The conference grows out of our sense that even as postcolonial studies are necessarily interdisciplinary, and
have been shaped by scholars in departments of literature, history, anthropology, sociology and cultural
studies (and several other fields) working in different geographic contexts, debates about postcoloniality often tend to
reinforce disciplinary and locational boundaries. At the same time, no matter how
interdisciplinary we are as scholars, as teachers we often have to work within certain institutional and disciplinary histories and constraints.
Some of these debates are ongoing, such as the one about the supposed "culturalist" bias of post-colonial studies or its conflicted
relationship to "Third World" area studies.

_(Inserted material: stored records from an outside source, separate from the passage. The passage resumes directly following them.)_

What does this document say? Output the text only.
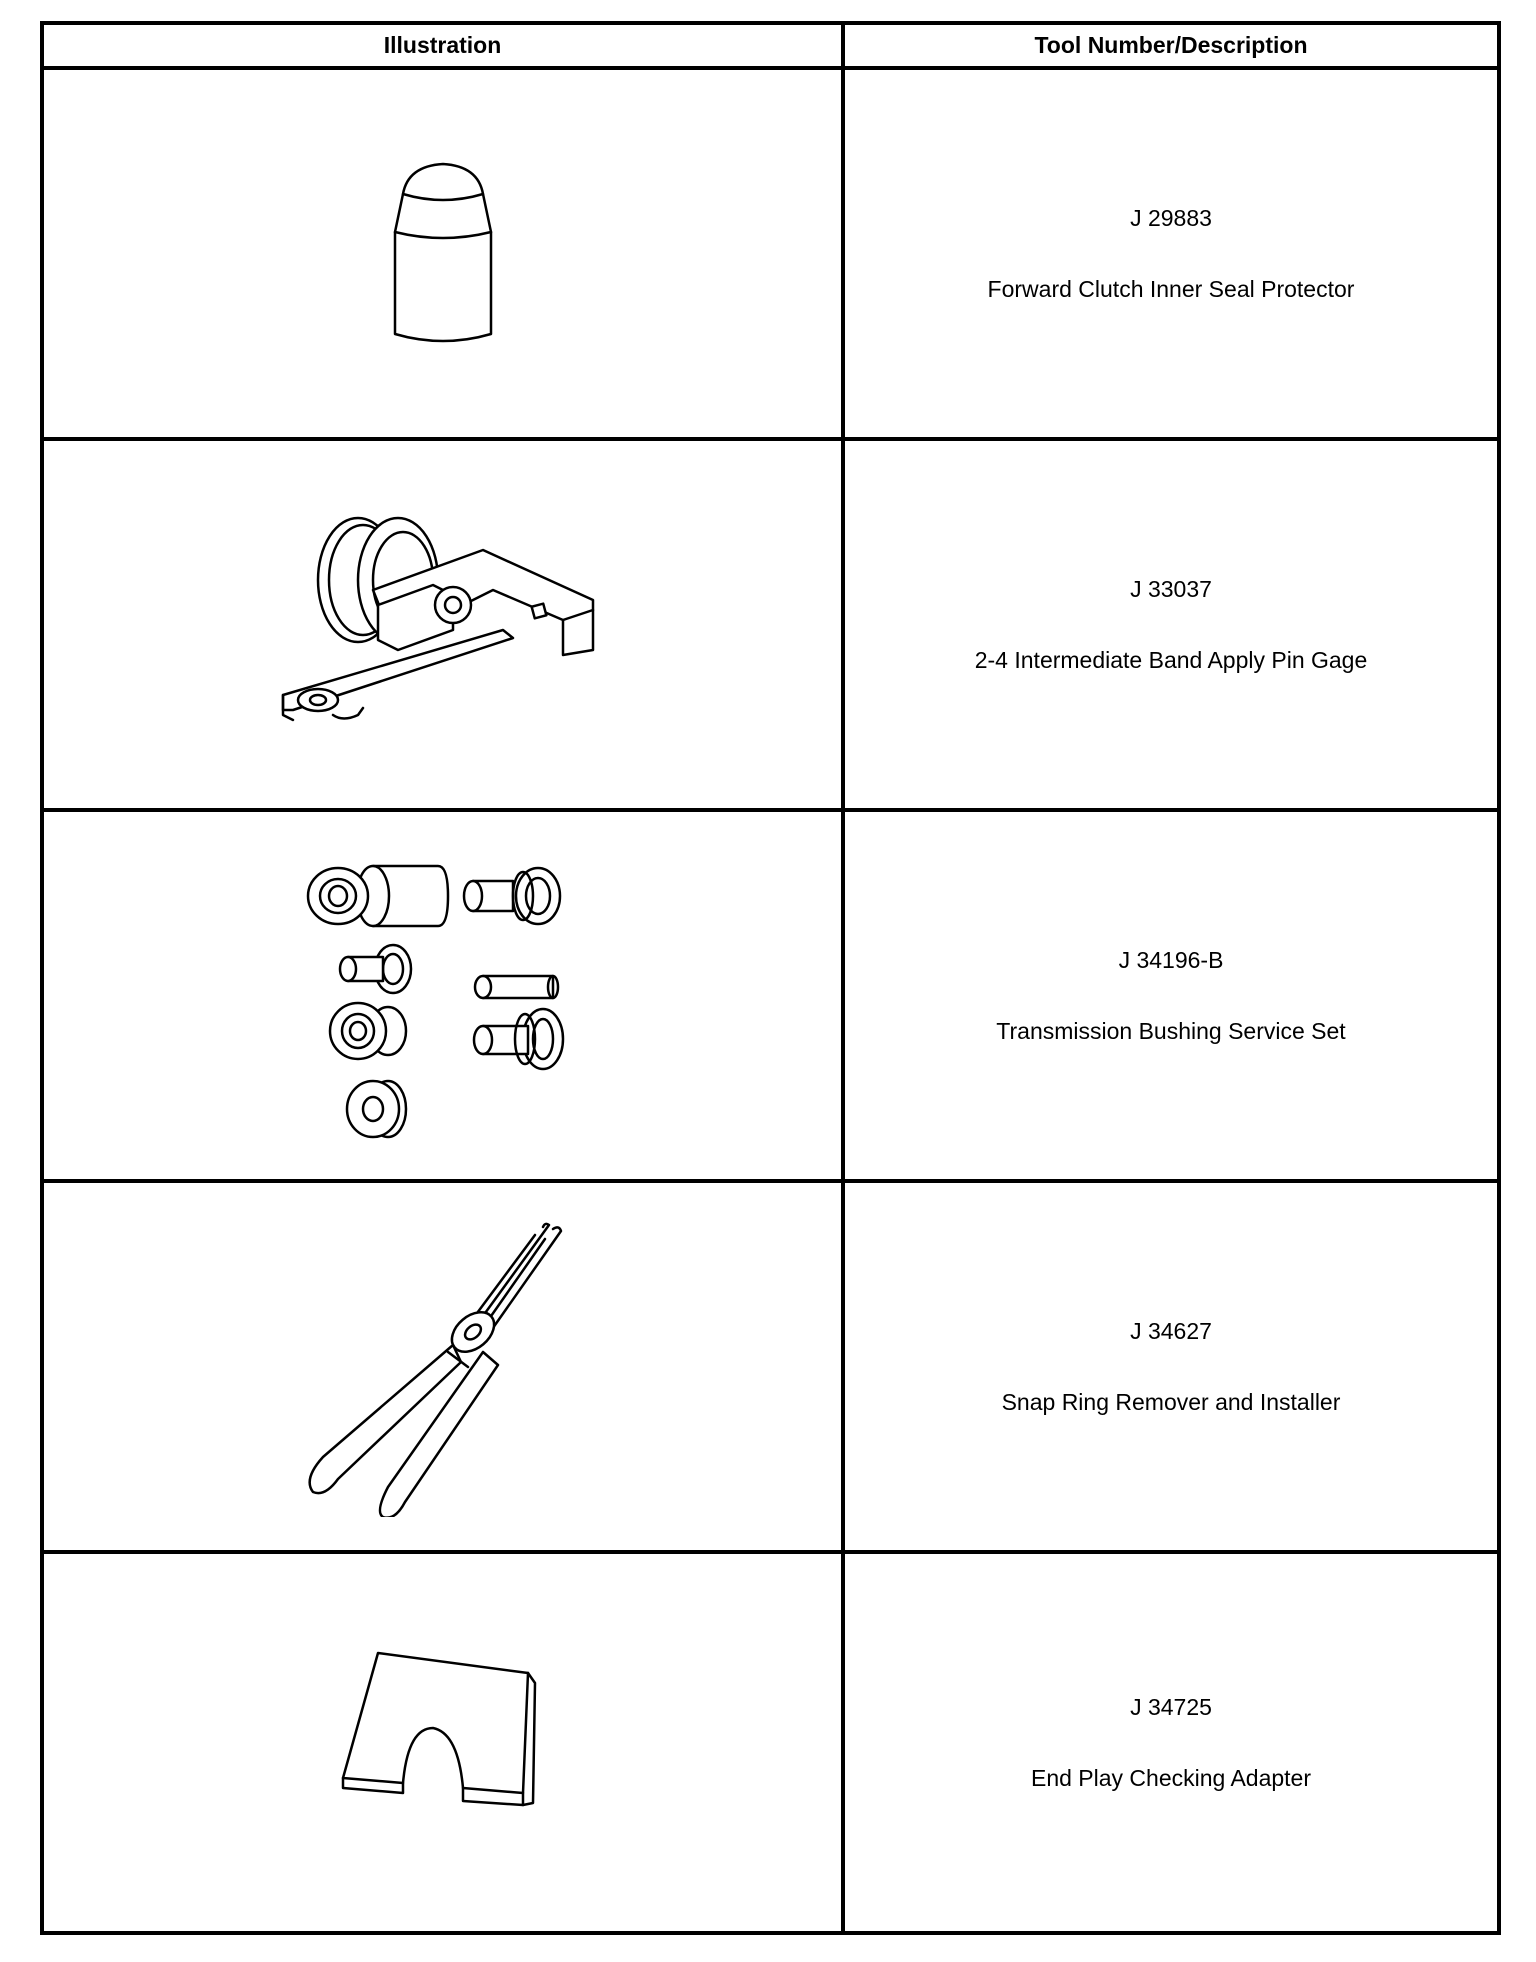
Illustration	Tool Number/Description
J 29883
Forward Clutch Inner Seal Protector
J 33037
2-4 Intermediate Band Apply Pin Gage
J 34196-B
Transmission Bushing Service Set
J 34627
Snap Ring Remover and Installer
J 34725
End Play Checking Adapter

Others are relatively new, such as whether postcolonial studies has
calcified concepts of modernity, and what usefulness its methods and theories may have to studies of
pre-modern or early modern cultures. Yet other questions have been precipitated by the events of September 11, 2001, and by
the geopolitical developments across the globe which have followed. The conference aims to
generate dialogues across and about these boundaries, but also to go beyond that to
consider future agendas and visions. We do not wish for facile agreement or solidarity--if anything, we hope that
differences in objects of study and in methodologies will generate a genuinely critical
reflection on some of the major debates surrounding the provenance and politics of what has come to be institutionalized as postcolonial
studies, and to raise critical questions about the ongoing pressure it exerts in and outside of the academic disciplines.

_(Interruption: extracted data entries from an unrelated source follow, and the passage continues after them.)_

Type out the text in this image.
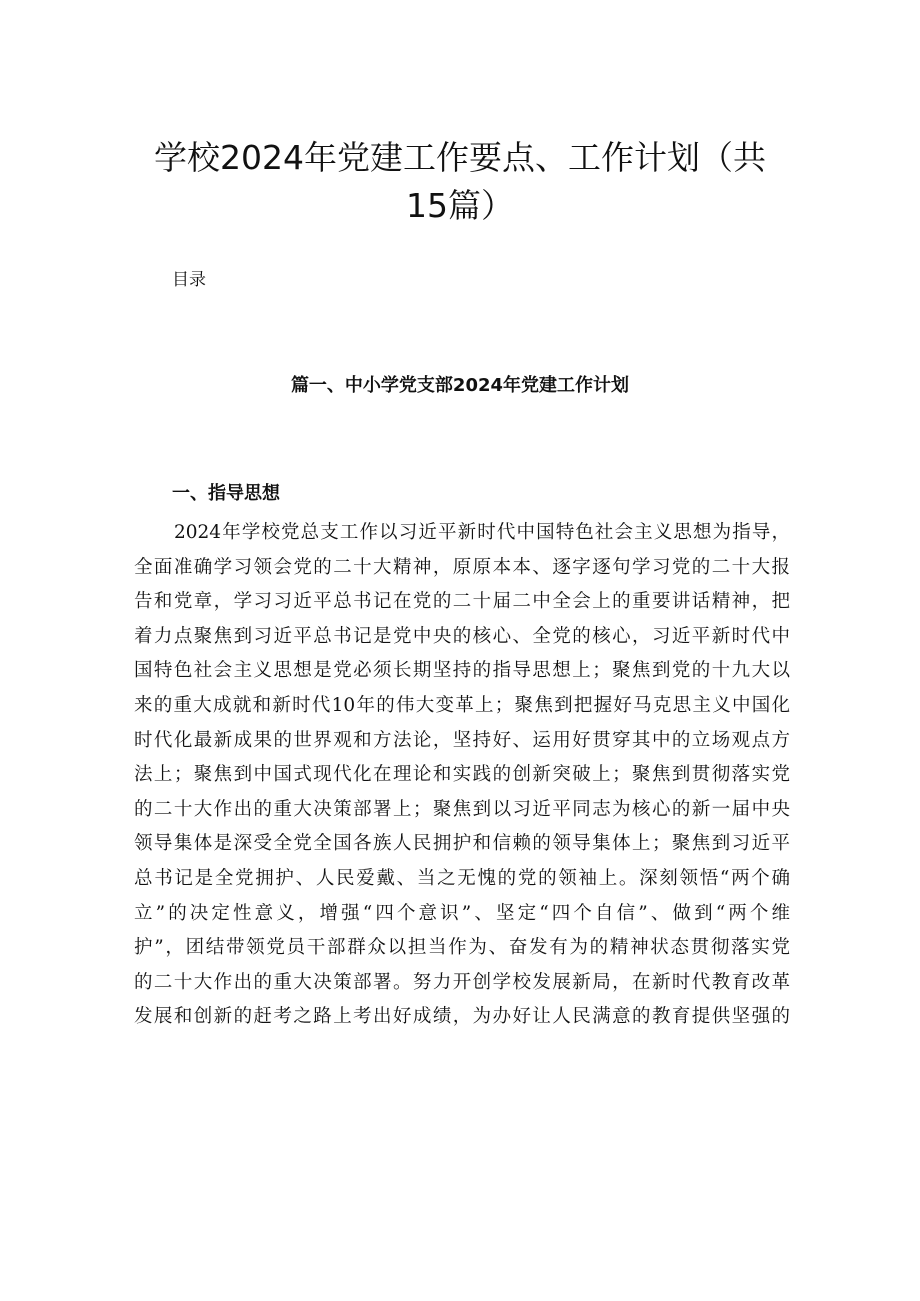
学校2024年党建工作要点、工作计划（共
15篇）

目录

篇一、中小学党支部2024年党建工作计划
一、指导思想
2024年学校党总支工作以习近平新时代中国特色社会主义思想为指导，
全面准确学习领会党的二十大精神，原原本本、逐字逐句学习党的二十大报
告和党章，学习习近平总书记在党的二十届二中全会上的重要讲话精神，把
着力点聚焦到习近平总书记是党中央的核心、全党的核心，习近平新时代中
国特色社会主义思想是党必须长期坚持的指导思想上；聚焦到党的十九大以
来的重大成就和新时代10年的伟大变革上；聚焦到把握好马克思主义中国化
时代化最新成果的世界观和方法论，坚持好、运用好贯穿其中的立场观点方
法上；聚焦到中国式现代化在理论和实践的创新突破上；聚焦到贯彻落实党
的二十大作出的重大决策部署上；聚焦到以习近平同志为核心的新一届中央
领导集体是深受全党全国各族人民拥护和信赖的领导集体上；聚焦到习近平
总书记是全党拥护、人民爱戴、当之无愧的党的领袖上。深刻领悟“两个确
立”的决定性意义，增强“四个意识”、坚定“四个自信”、做到“两个维
护”，团结带领党员干部群众以担当作为、奋发有为的精神状态贯彻落实党
的二十大作出的重大决策部署。努力开创学校发展新局，在新时代教育改革
发展和创新的赶考之路上考出好成绩，为办好让人民满意的教育提供坚强的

As a lead-up to, and as preparation for, the conference, the Unit for Criticism and Interpretive Theory is hosting an
on-going series of seminars during the academic year 2001-02. The seminars have been meeting
roughly every two weeks since last September, and have brought together faculty and students from a wide range of departments. Each
seminar has considered, via readings circulated in advance by two seminar leaders,
the relationship between postcolonial studies and particular disciplines, histories or
issues. We have discussed how postcolonial studies or postcolonial theory have shaped, energized or distorted
ideas and practices within particular disciplines; whether or not pedagogic or institutional practices have changed as a
result; what passes for postcolonial approaches and methods within the discipline, and in what
ways postcolonial studies has altered or reinforced disciplinary boundaries or interdisciplinary efforts, particularly in the case of
"issues" and "themes" that cannot be housed in any one discipline. We examined the intellectual histories of anthropology,
history, sociology, literary studies and women's studies. Often we consider a particular
issue by concentrating on a discipline or subject: thus, for example, the question of
"diaspora" was addressed via a focus on Caribbean materials, the question of "area studies" by concentrating on
Latin America, globalization by looking at conversations between sociologists and
political economists, and the tensions between "third world" and "metropolitan" theory by
examining studies of Africa. We are sure these conversations will enrich discussions at the conference itself; certainly
they have brought many of us on this campus together as an intellectual community.
We plan to publish materials arising out of this conference, and we expect that the resulting volume will be a
consequential intervention in the development of Postcolonial Studies. We also look forward to shared
and continuing dialogues with all those who will attend the conference, as panelists or as members of their audience.